OBJECTIVE: We sought to test two concepts: that nanoparticles can be used for in vivo gene delivery and that canine granulocyte-macrophage colony-stimulating factor (GM-CSF)/nanoparticles can have possibility to be used to treat transient (acute) canine leukopenia. MATERIALS AND METHODS: We have generated a novel fluorescent-silica nanoparticle binding of canine GM-CSF gene; canine GM-CSF gene was inserted between the cytomegalovirus promoter and poly-adenylation sequences of simian virus 40, and the gene construct was ligated to fluorescent silica nanoparticles functionalized with tertiary amine. RESULTS: When the GM-CSF/nanoparticles were injected into normal dogs, the GM-CSF was expressed in peripheral blood mononuclear cells for at least 9 days and there were significant increases in white blood cell counts, as confirmed by complete blood count, differential count, and flow cytometry. Significant increases in expression of major histocompatibility complex class II on granulocytes and in serum GM-CSF were also observed. Readministration of the nanoparticles was also effective and expression in various tissues was confirmed by reverse transcriptase polymerase chain reaction. CONCLUSIONS: These GM-CSF/nanoparticles may be useful for correction of acute leukopenia, such as chemotherapy-induced myelosuppression without developing neutralizing antibodies.

Gene therapy using non-viral peptide vector in a canine systemic lupus erythematosus model.

Although viral vectors are commonly used for therapeutic gene delivery, their applications are limited due to their specific cell membrane receptor-mediated infection and host immune response. In the present study, we constructed a non-viral peptide vector and applied it in the treatment of experimentally induced systemic lupus erythematosus-like disease in dogs.
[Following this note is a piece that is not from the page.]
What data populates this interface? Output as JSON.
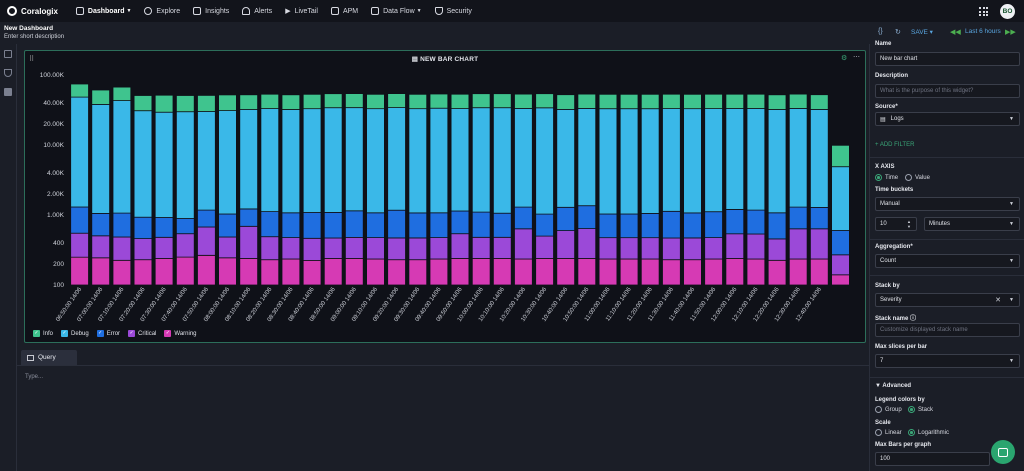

For therapeutic gene construction, the extracellular domain of canine CTLA-4, and the CH2-CH3 domains of canine immunoglobulin alpha constant region were inserted between the cytomegalovirus promoter and poly-adenylation sequence of bovine growth hormone. The constructed therapeutic gene was ligated to the non-viral synthetic peptide vector and was applied to systemic lupus erythematosus-like disease induced dogs. After gene therapy, clinical signs of systemic lupus erythematosus were reduced dramatically: the anti-nuclear antibody titers and urine protein/creatinine ratios were recovered to normal values, and the skin regained its normal histological features. The peptide vector did not show either tissue specific tropism or host induced immune response.